35.5 The company shall not be liable for any delay or failure in complying with any obligation imposed under this or any other contract or for loss or damage (including indirect special or consequential loss or damage) if the failure or delay arises from a cause that is unforeseeable or beyond the control of the company (including but not limited to unavailability of materials or failure of any supplier or subcontractor).

RETURNS

36. In addition to the rights of the customer in respect of defective or non-conforming goods under clause 35 of these terms and conditions, the customer may return the goods where:
[a] the company has agreed in advance to confer this right and a returns authorisation number is obtained from the company; and
[b] the goods are, in the company's opinion, in good saleable condition; and
[c] the goods remain in the company's original undamaged packaging; and
[d] the goods and their packaging are free of any stickers or other labelling by the customer; and
[e] the goods are a standard product and not custom made to the particular requirements of the customer or imported from overseas at the customer's specific request; and
[f] the goods were supplied on the company's normal trade terms and at the standard price charged by the company and not at a reduced price or on other special terms; and
[g] the goods are returned by a carrier authorised by the company; and
[h] the goods, together with a written authorisation form from the company, are returned within 30 days following delivery.
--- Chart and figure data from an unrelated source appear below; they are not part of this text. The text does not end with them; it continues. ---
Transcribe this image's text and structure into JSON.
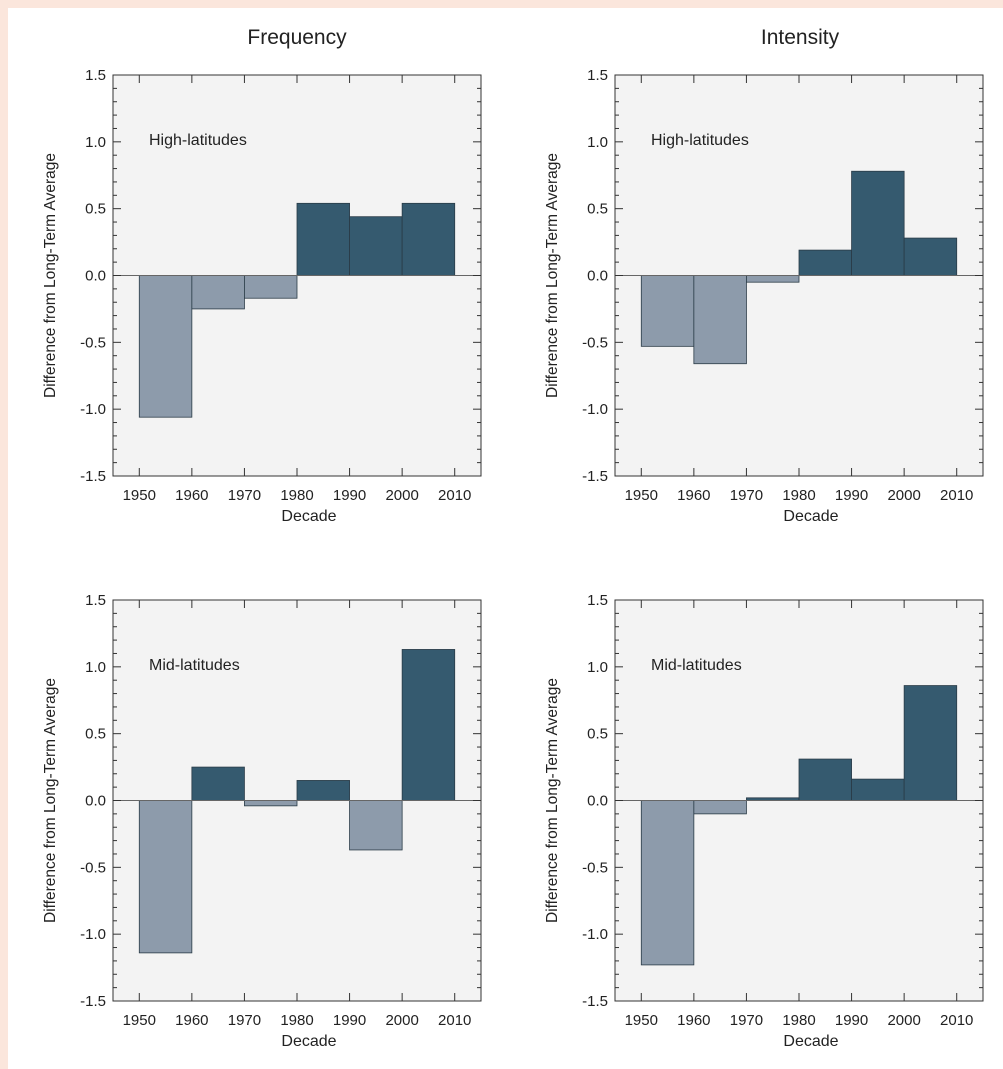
{
  "column_titles": [
    "Frequency",
    "Intensity"
  ],
  "chart_data": [
    {
      "type": "bar",
      "column_title": "Frequency",
      "annotation": "High-latitudes",
      "xlabel": "Decade",
      "ylabel": "Difference from Long-Term Average",
      "xlim": [
        1945,
        2015
      ],
      "ylim": [
        -1.5,
        1.5
      ],
      "x_ticks": [
        "1950",
        "1960",
        "1970",
        "1980",
        "1990",
        "2000",
        "2010"
      ],
      "y_ticks": [
        "1.5",
        "1.0",
        "0.5",
        "0.0",
        "-0.5",
        "-1.0",
        "-1.5"
      ],
      "bins": [
        [
          1950,
          1960
        ],
        [
          1960,
          1970
        ],
        [
          1970,
          1980
        ],
        [
          1980,
          1990
        ],
        [
          1990,
          2000
        ],
        [
          2000,
          2010
        ]
      ],
      "values": [
        -1.06,
        -0.25,
        -0.17,
        0.54,
        0.44,
        0.54
      ],
      "grid": false,
      "colors": {
        "positive": "#355a6f",
        "negative": "#8d9bab"
      }
    },
    {
      "type": "bar",
      "column_title": "Intensity",
      "annotation": "High-latitudes",
      "xlabel": "Decade",
      "ylabel": "Difference from Long-Term Average",
      "xlim": [
        1945,
        2015
      ],
      "ylim": [
        -1.5,
        1.5
      ],
      "x_ticks": [
        "1950",
        "1960",
        "1970",
        "1980",
        "1990",
        "2000",
        "2010"
      ],
      "y_ticks": [
        "1.5",
        "1.0",
        "0.5",
        "0.0",
        "-0.5",
        "-1.0",
        "-1.5"
      ],
      "bins": [
        [
          1950,
          1960
        ],
        [
          1960,
          1970
        ],
        [
          1970,
          1980
        ],
        [
          1980,
          1990
        ],
        [
          1990,
          2000
        ],
        [
          2000,
          2010
        ]
      ],
      "values": [
        -0.53,
        -0.66,
        -0.05,
        0.19,
        0.78,
        0.28
      ],
      "grid": false,
      "colors": {
        "positive": "#355a6f",
        "negative": "#8d9bab"
      }
    },
    {
      "type": "bar",
      "column_title": "Frequency",
      "annotation": "Mid-latitudes",
      "xlabel": "Decade",
      "ylabel": "Difference from Long-Term Average",
      "xlim": [
        1945,
        2015
      ],
      "ylim": [
        -1.5,
        1.5
      ],
      "x_ticks": [
        "1950",
        "1960",
        "1970",
        "1980",
        "1990",
        "2000",
        "2010"
      ],
      "y_ticks": [
        "1.5",
        "1.0",
        "0.5",
        "0.0",
        "-0.5",
        "-1.0",
        "-1.5"
      ],
      "bins": [
        [
          1950,
          1960
        ],
        [
          1960,
          1970
        ],
        [
          1970,
          1980
        ],
        [
          1980,
          1990
        ],
        [
          1990,
          2000
        ],
        [
          2000,
          2010
        ]
      ],
      "values": [
        -1.14,
        0.25,
        -0.04,
        0.15,
        -0.37,
        1.13
      ],
      "grid": false,
      "colors": {
        "positive": "#355a6f",
        "negative": "#8d9bab"
      }
    },
    {
      "type": "bar",
      "column_title": "Intensity",
      "annotation": "Mid-latitudes",
      "xlabel": "Decade",
      "ylabel": "Difference from Long-Term Average",
      "xlim": [
        1945,
        2015
      ],
      "ylim": [
        -1.5,
        1.5
      ],
      "x_ticks": [
        "1950",
        "1960",
        "1970",
        "1980",
        "1990",
        "2000",
        "2010"
      ],
      "y_ticks": [
        "1.5",
        "1.0",
        "0.5",
        "0.0",
        "-0.5",
        "-1.0",
        "-1.5"
      ],
      "bins": [
        [
          1950,
          1960
        ],
        [
          1960,
          1970
        ],
        [
          1970,
          1980
        ],
        [
          1980,
          1990
        ],
        [
          1990,
          2000
        ],
        [
          2000,
          2010
        ]
      ],
      "values": [
        -1.23,
        -0.1,
        0.02,
        0.31,
        0.16,
        0.86
      ],
      "grid": false,
      "colors": {
        "positive": "#355a6f",
        "negative": "#8d9bab"
      }
    }
  ]
}
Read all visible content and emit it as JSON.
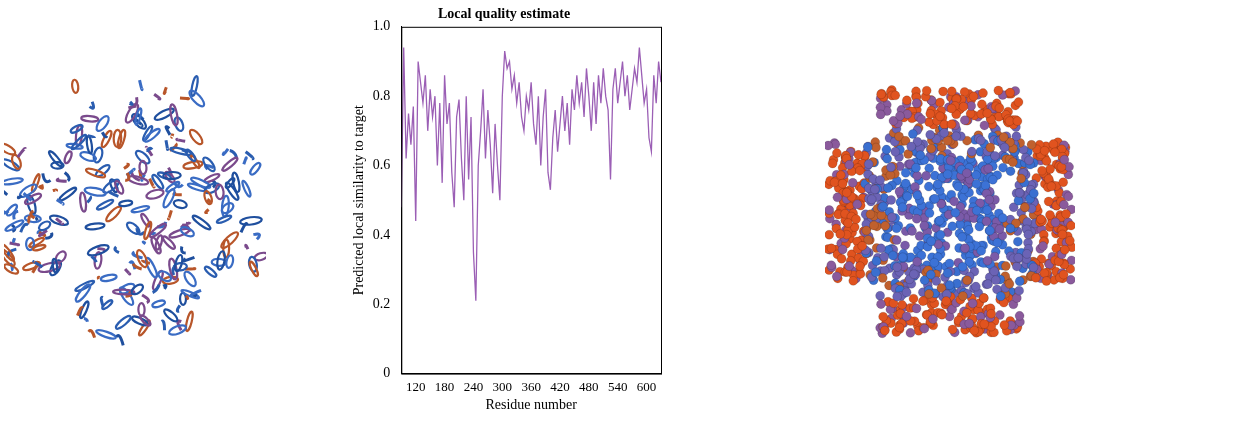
{
  "chart_data": {
    "type": "line",
    "title": "Local quality estimate",
    "x_label": "Residue number",
    "y_label": "Predicted local similarity to target",
    "x": [
      90,
      95,
      100,
      105,
      110,
      115,
      120,
      125,
      130,
      135,
      140,
      145,
      150,
      155,
      160,
      165,
      170,
      175,
      180,
      185,
      190,
      195,
      200,
      205,
      210,
      215,
      220,
      225,
      230,
      235,
      240,
      245,
      250,
      255,
      260,
      265,
      270,
      275,
      280,
      285,
      290,
      295,
      300,
      305,
      310,
      315,
      320,
      325,
      330,
      335,
      340,
      345,
      350,
      355,
      360,
      365,
      370,
      375,
      380,
      385,
      390,
      395,
      400,
      405,
      410,
      415,
      420,
      425,
      430,
      435,
      440,
      445,
      450,
      455,
      460,
      465,
      470,
      475,
      480,
      485,
      490,
      495,
      500,
      505,
      510,
      515,
      520,
      525,
      530,
      535,
      540,
      545,
      550,
      555,
      560,
      565,
      570,
      575,
      580,
      585,
      590,
      595,
      600,
      605,
      610,
      615,
      620,
      625,
      630
    ],
    "values": [
      0.48,
      0.94,
      0.62,
      0.75,
      0.66,
      0.77,
      0.44,
      0.9,
      0.84,
      0.78,
      0.86,
      0.7,
      0.82,
      0.74,
      0.8,
      0.6,
      0.78,
      0.55,
      0.86,
      0.72,
      0.78,
      0.58,
      0.48,
      0.74,
      0.79,
      0.62,
      0.5,
      0.8,
      0.56,
      0.74,
      0.35,
      0.21,
      0.6,
      0.7,
      0.82,
      0.62,
      0.76,
      0.66,
      0.52,
      0.72,
      0.6,
      0.5,
      0.8,
      0.93,
      0.88,
      0.9,
      0.82,
      0.86,
      0.78,
      0.84,
      0.74,
      0.7,
      0.8,
      0.76,
      0.84,
      0.72,
      0.66,
      0.8,
      0.6,
      0.74,
      0.82,
      0.58,
      0.53,
      0.68,
      0.76,
      0.64,
      0.72,
      0.8,
      0.7,
      0.78,
      0.66,
      0.82,
      0.76,
      0.86,
      0.78,
      0.84,
      0.74,
      0.88,
      0.8,
      0.7,
      0.84,
      0.72,
      0.86,
      0.78,
      0.88,
      0.8,
      0.76,
      0.56,
      0.82,
      0.88,
      0.78,
      0.84,
      0.9,
      0.8,
      0.86,
      0.76,
      0.82,
      0.88,
      0.84,
      0.94,
      0.86,
      0.78,
      0.82,
      0.68,
      0.64,
      0.86,
      0.78,
      0.9,
      0.84
    ],
    "color": "#9b5fb5",
    "xlim": [
      90,
      630
    ],
    "xticks": [
      120,
      180,
      240,
      300,
      360,
      420,
      480,
      540,
      600
    ],
    "ylim": [
      0,
      1
    ],
    "yticks": [
      0,
      0.2,
      0.4,
      0.6,
      0.8,
      {
        "value": 1,
        "label": "1.0"
      }
    ],
    "grid": false
  }
}
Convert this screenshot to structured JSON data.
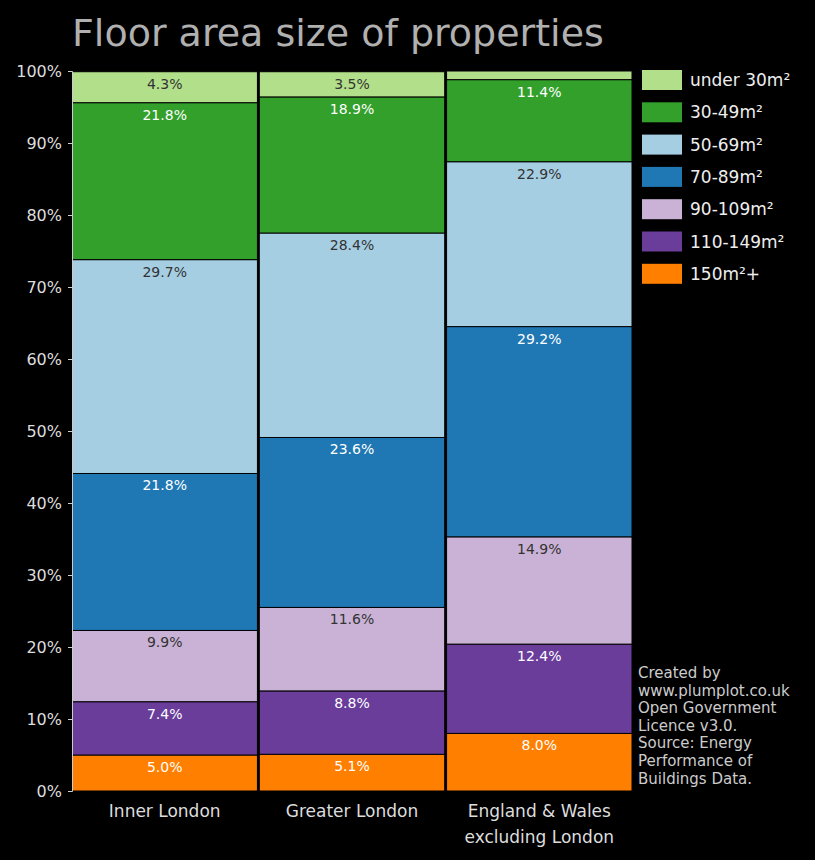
{
  "chart_data": {
    "type": "bar",
    "title": "Floor area size of properties",
    "stacked": true,
    "data_labels": true,
    "legend": "right",
    "categories": [
      "Inner London",
      "Greater London",
      "England & Wales excluding London"
    ],
    "ylim": [
      0,
      100
    ],
    "yticks": [
      {
        "value": 0,
        "label": "0%"
      },
      {
        "value": 10,
        "label": "10%"
      },
      {
        "value": 20,
        "label": "20%"
      },
      {
        "value": 30,
        "label": "30%"
      },
      {
        "value": 40,
        "label": "40%"
      },
      {
        "value": 50,
        "label": "50%"
      },
      {
        "value": 60,
        "label": "60%"
      },
      {
        "value": 70,
        "label": "70%"
      },
      {
        "value": 80,
        "label": "80%"
      },
      {
        "value": 90,
        "label": "90%"
      },
      {
        "value": 100,
        "label": "100%"
      }
    ],
    "series": [
      {
        "name": "under 30m²",
        "color": "#b2df8a",
        "values": [
          4.3,
          3.5,
          1.2
        ],
        "value_labels": [
          "4.3%",
          "3.5%",
          null
        ]
      },
      {
        "name": "30-49m²",
        "color": "#33a02c",
        "values": [
          21.8,
          18.9,
          11.4
        ],
        "value_labels": [
          "21.8%",
          "18.9%",
          "11.4%"
        ]
      },
      {
        "name": "50-69m²",
        "color": "#a6cee3",
        "values": [
          29.7,
          28.4,
          22.9
        ],
        "value_labels": [
          "29.7%",
          "28.4%",
          "22.9%"
        ]
      },
      {
        "name": "70-89m²",
        "color": "#1f78b4",
        "values": [
          21.8,
          23.6,
          29.2
        ],
        "value_labels": [
          "21.8%",
          "23.6%",
          "29.2%"
        ]
      },
      {
        "name": "90-109m²",
        "color": "#cab2d6",
        "values": [
          9.9,
          11.6,
          14.9
        ],
        "value_labels": [
          "9.9%",
          "11.6%",
          "14.9%"
        ]
      },
      {
        "name": "110-149m²",
        "color": "#6a3d9a",
        "values": [
          7.4,
          8.8,
          12.4
        ],
        "value_labels": [
          "7.4%",
          "8.8%",
          "12.4%"
        ]
      },
      {
        "name": "150m²+",
        "color": "#ff7f00",
        "values": [
          5.0,
          5.1,
          8.0
        ],
        "value_labels": [
          "5.0%",
          "5.1%",
          "8.0%"
        ]
      }
    ],
    "annotations": [
      "Created by",
      "www.plumplot.co.uk",
      "Open Government",
      "Licence v3.0.",
      "Source: Energy",
      "Performance of",
      "Buildings Data."
    ]
  }
}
37. The company may charge a handling and restocking fee of up to 15% of the purchase price of the returned goods by way of deduction from the credit passed to the account of the customer or the refund paid to the customer.

IMPORTED GOODS

38. To the extent permitted by law and expressly the provisions of the Act and subject to any express warranties confirmed in writing by the company, the warranties provided to the customer in respect of the goods shall be no greater than the warranties obtained by the company from its overseas supplier and shall commence on the same date and run for the same period as the warranties made available to the company by its overseas supplier.

INDEMNITY

39. Where the customer acquires the goods for the purpose of reselling them to a third party who is acquiring them for business purposes, the customer agrees to contract out of the application of the Act. The customer agrees to indemnify the company on a full indemnity basis from and against any liability, loss, damage or expense that the company may suffer or incur as a result of any claim brought by any such third party where the customer breaches or fails to observe its obligations under this clause.

40. The customer agrees to indemnify the company on a full indemnity basis from and against any liability, loss, damage, or expenses that the company may suffer or incur as a result of any statements, representations or promises made by the customer about or concerning the goods otherwise than in conformity or accordance with the express warranties provided by the company.

EXPORT PROHIBITION

41. The goods are supplied for use or sale in New Zealand only and must not be exported elsewhere, directly or indirectly, without the prior agreement of the company.

INTELLECTUAL PROPERTY

42. All patents, copyright, designs, trade marks, trade names and other intellectual property rights relating to the goods are vested in or licensed to the company and the customer shall not use, remove, interfere with, alter or otherwise infringe any of those rights.

43. The company makes no representation or warranty that the goods will not infringe the intellectual property rights of others. The customer will immediately notify the company of any infringement by others of the intellectual property rights of the company or any claim by others that they are the owner of any intellectual property rights relating to the goods. The company shall have the complete control and conduct of the prosecution or defence or settlement of any proceedings relating to any such infringement or claim.